Howard and his writer Peter Morgan ambitiously chart the ten year rivalry of James Hunt and Niki Lauda, a British Playboy F1 racer and his prickily Austrian counterpart who moved in and out of each other’s lives fueling some of the most dramatic moments in the sport.
Starting in 1970 we see the pair riding the F3 circuit. Their personality differences are already front and centre. If anything Hunt’s playboy lifestyle is hit hard on the nose. His cool swath of blonde locks and statuesque physique are imposing enough. But we also see Hunt banging nurses waitresses, racing groupies all over the place. Laude is characterized as the opposite, also in extremis. A tightly-wound gearhead who pushes his crew to work over the tiniest details of his car designed to maximize speed. As played by Daniel Bruehl, he’s a dope with the ladies, cold, robotic and obsessed with statistics. Laude is opened up early on in one of the film’s best scenes when he courts his future wife (Lara) by hitchhiking in rural Italy and impressing her with his mad driving skills. A coy courtship scene enhanced by the humourous Italian racing superfans giggling in the back. This is the skill of Ron Howard the studio director, conscious to layer his key emotional beats with humour and action.

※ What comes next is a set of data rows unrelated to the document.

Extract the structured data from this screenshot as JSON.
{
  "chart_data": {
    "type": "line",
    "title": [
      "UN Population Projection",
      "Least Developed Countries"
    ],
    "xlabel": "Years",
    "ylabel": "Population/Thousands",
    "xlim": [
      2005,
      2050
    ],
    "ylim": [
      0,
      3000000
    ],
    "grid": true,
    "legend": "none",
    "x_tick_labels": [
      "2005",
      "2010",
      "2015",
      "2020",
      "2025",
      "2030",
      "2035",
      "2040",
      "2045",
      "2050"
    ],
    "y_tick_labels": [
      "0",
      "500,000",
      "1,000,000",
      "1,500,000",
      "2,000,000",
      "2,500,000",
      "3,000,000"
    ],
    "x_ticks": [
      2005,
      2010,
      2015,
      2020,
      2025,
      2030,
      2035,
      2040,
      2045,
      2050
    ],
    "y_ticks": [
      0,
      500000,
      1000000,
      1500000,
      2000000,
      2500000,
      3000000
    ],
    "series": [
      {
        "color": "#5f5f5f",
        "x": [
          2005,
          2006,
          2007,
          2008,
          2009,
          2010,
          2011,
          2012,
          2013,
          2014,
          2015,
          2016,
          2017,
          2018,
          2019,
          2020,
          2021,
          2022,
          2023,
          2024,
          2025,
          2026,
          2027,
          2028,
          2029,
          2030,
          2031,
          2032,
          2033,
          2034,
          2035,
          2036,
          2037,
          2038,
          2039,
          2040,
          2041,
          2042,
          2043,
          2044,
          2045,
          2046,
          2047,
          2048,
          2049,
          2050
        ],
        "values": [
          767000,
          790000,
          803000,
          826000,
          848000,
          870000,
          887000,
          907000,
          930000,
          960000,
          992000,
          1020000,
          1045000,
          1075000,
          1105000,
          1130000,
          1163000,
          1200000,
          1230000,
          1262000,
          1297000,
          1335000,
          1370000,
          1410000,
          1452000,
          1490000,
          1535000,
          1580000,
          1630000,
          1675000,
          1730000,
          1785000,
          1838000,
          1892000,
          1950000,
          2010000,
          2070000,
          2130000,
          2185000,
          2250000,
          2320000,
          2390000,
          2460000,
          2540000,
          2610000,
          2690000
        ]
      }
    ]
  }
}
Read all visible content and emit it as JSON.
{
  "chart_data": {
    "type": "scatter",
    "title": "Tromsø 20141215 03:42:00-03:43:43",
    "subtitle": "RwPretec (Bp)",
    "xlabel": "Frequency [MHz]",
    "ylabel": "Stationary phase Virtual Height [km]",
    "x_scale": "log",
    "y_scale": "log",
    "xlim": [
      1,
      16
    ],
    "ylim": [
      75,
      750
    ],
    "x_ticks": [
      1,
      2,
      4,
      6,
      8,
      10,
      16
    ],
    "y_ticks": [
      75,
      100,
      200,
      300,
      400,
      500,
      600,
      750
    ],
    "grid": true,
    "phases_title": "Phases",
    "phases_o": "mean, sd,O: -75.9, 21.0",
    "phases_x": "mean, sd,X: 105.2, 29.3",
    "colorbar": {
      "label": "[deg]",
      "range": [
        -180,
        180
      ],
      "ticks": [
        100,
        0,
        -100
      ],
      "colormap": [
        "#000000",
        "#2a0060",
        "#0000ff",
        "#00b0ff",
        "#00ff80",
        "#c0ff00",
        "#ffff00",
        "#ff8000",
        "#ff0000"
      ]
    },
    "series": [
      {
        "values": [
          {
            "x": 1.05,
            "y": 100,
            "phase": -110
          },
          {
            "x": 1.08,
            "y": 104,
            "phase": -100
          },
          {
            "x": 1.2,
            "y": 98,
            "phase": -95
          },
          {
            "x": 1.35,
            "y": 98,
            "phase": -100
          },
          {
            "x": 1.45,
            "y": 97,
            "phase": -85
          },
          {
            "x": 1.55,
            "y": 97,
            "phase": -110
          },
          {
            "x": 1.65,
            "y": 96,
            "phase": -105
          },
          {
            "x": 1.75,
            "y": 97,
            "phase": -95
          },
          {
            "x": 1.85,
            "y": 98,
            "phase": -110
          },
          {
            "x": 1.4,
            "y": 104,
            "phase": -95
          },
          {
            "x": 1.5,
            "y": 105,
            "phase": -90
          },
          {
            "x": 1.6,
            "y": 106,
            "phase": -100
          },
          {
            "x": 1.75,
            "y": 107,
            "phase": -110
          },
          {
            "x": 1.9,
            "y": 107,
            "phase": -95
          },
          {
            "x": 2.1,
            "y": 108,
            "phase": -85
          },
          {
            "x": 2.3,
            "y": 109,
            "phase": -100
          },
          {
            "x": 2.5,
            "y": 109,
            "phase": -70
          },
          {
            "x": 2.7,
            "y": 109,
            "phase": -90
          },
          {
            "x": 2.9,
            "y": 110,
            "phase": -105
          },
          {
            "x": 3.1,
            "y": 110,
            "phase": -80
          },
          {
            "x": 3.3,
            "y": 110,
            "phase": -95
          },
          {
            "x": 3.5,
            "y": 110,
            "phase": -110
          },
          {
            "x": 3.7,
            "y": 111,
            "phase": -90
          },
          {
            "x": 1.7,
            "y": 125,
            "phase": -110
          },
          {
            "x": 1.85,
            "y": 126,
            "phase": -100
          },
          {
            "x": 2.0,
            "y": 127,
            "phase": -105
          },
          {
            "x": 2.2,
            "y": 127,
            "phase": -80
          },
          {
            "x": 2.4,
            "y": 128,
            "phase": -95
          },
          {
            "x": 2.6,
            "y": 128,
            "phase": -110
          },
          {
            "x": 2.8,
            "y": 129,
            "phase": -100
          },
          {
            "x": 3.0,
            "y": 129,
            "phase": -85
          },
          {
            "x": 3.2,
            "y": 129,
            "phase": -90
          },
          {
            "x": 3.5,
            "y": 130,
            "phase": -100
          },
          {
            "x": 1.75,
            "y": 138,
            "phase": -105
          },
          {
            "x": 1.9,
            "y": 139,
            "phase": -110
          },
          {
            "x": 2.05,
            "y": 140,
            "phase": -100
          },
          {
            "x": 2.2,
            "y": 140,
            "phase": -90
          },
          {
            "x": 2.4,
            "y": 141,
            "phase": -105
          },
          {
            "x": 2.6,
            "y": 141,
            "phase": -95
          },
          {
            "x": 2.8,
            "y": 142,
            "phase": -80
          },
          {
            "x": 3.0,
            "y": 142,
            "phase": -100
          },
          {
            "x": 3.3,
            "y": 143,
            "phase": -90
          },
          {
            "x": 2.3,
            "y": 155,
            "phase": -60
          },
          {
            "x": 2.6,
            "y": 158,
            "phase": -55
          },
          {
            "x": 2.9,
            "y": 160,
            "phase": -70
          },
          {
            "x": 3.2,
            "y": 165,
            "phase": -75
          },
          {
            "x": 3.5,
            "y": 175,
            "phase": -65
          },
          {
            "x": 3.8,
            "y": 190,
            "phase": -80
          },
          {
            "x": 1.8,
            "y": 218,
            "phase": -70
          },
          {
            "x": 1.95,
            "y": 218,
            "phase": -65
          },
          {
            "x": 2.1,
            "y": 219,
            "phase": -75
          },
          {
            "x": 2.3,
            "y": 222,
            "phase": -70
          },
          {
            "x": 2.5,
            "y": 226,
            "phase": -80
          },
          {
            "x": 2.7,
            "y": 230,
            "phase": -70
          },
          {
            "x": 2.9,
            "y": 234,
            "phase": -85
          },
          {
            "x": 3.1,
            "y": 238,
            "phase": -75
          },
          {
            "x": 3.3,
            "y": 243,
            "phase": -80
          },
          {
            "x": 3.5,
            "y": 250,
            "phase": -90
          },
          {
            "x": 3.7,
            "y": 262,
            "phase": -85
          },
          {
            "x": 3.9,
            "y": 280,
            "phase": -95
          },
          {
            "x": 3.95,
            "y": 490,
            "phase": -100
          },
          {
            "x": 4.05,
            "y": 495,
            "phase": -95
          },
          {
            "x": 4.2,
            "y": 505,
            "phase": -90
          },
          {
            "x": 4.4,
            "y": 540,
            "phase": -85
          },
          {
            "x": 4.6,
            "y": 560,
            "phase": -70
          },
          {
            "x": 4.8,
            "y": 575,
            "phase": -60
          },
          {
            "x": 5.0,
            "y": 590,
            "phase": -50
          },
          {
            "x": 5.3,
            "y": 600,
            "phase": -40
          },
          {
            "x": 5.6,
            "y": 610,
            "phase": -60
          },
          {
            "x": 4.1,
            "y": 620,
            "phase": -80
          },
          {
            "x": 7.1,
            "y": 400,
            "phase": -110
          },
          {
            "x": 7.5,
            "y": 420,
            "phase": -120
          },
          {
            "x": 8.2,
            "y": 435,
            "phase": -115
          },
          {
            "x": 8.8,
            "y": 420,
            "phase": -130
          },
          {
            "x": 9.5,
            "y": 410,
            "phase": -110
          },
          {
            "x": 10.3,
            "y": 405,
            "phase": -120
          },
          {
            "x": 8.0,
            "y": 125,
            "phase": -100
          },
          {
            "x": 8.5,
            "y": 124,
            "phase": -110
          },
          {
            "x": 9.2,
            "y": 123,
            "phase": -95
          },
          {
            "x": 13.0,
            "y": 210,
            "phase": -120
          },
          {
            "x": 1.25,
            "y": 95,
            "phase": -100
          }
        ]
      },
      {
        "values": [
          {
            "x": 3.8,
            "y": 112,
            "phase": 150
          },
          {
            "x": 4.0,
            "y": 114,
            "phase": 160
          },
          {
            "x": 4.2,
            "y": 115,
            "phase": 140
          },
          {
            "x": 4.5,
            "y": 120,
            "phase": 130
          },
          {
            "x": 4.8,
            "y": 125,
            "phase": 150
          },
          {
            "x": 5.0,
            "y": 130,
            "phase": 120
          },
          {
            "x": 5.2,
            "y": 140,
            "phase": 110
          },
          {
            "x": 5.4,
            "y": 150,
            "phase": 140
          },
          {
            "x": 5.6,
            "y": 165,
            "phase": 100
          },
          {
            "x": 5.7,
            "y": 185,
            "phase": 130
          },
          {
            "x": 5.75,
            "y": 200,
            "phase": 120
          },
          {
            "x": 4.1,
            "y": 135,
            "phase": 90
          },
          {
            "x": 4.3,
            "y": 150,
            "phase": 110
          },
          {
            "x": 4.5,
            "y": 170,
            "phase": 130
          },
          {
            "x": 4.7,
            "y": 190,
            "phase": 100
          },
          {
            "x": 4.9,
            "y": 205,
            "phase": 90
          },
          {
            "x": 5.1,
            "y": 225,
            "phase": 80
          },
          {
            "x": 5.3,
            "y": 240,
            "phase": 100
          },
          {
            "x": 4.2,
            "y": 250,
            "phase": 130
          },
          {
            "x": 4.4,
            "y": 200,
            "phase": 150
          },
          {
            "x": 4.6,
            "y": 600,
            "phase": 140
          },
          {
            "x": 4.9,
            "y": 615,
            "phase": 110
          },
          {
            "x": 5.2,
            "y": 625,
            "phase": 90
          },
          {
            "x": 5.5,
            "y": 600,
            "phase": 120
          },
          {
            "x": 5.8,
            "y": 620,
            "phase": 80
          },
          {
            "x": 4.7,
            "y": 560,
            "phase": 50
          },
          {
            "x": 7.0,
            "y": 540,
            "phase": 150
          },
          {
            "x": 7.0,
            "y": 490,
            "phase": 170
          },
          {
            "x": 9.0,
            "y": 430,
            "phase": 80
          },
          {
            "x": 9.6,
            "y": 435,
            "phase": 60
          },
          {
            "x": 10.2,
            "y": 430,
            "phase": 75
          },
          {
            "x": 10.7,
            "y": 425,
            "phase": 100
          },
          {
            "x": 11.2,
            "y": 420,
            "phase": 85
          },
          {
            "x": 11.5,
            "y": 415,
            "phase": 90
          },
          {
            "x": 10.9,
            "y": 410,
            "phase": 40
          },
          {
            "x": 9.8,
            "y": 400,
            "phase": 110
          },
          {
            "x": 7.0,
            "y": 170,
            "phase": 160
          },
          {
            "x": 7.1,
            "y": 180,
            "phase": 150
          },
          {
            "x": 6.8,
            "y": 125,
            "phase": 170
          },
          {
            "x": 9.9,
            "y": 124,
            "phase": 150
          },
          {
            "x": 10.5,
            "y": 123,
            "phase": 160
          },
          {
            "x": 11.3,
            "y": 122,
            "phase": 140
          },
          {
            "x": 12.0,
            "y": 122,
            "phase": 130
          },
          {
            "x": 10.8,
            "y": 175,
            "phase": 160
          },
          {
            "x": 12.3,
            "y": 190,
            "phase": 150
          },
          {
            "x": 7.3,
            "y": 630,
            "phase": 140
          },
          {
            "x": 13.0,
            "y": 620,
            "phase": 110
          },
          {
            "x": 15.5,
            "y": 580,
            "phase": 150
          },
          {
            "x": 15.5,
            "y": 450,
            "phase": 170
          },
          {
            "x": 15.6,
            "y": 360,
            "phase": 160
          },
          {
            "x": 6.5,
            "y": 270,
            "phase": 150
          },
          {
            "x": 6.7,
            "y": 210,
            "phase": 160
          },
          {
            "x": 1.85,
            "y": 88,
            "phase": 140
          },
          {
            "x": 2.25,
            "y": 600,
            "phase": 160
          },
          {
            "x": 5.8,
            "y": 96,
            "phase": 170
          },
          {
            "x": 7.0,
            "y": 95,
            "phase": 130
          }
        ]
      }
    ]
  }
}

The story settles in on 1976, the monumentous year which finds both drivers at the height of their careers and battling for the title race by race. A number of impossibly dramatic events occur throughout the year too almost dramatic to be true, leading up to a finale/climax told with all the rousing bombast of the best sports films.
Where the film stumbles is the ‘speed’ with which the film races along. We’ve never seen a Ron Howard film move along with such pace, and unfortunately by hopscotching through races, events, girlfriends over the years we’re never in a scene long enough to attach ourselves emotionally to these guys. Hunt and Laude are characterized by type for most of the film until the 1976 race year when we finally find the humanity beneath their characters. The film also stumbles after the dramatic final race by dropping in a Boogie Nights-esque party montage when the film should have freeze-framed and faded to black. Very strange.
Howard’s technical acumen with the language of cinema has not missed a step. Even with less money at his disposal his creativity in recreating the period racing sequences is marvelous. Unlike the technical realism of, say, John Frankenheimer’s massive production of Grand Prix, wherein he strapped 70mm cameras to race cars during a real F1 race, Howard’s clever use of expressionistic camera angles and deft special effects puts us into the time and place. We see Howard working for the first time with digital dynamo DP Anthony Dod Mantle. His nimble work with Danny Boyle and Lars von Trier shines through and aids in the film’s aggressive pacing.
Thus Rush works on a number levels of cinema, its sharp adaptation of the sports movie model into the difficult racing milieu, but also the new modus operandi for studio veteran Ron Howard to find new inspiration with less resources in the independent world.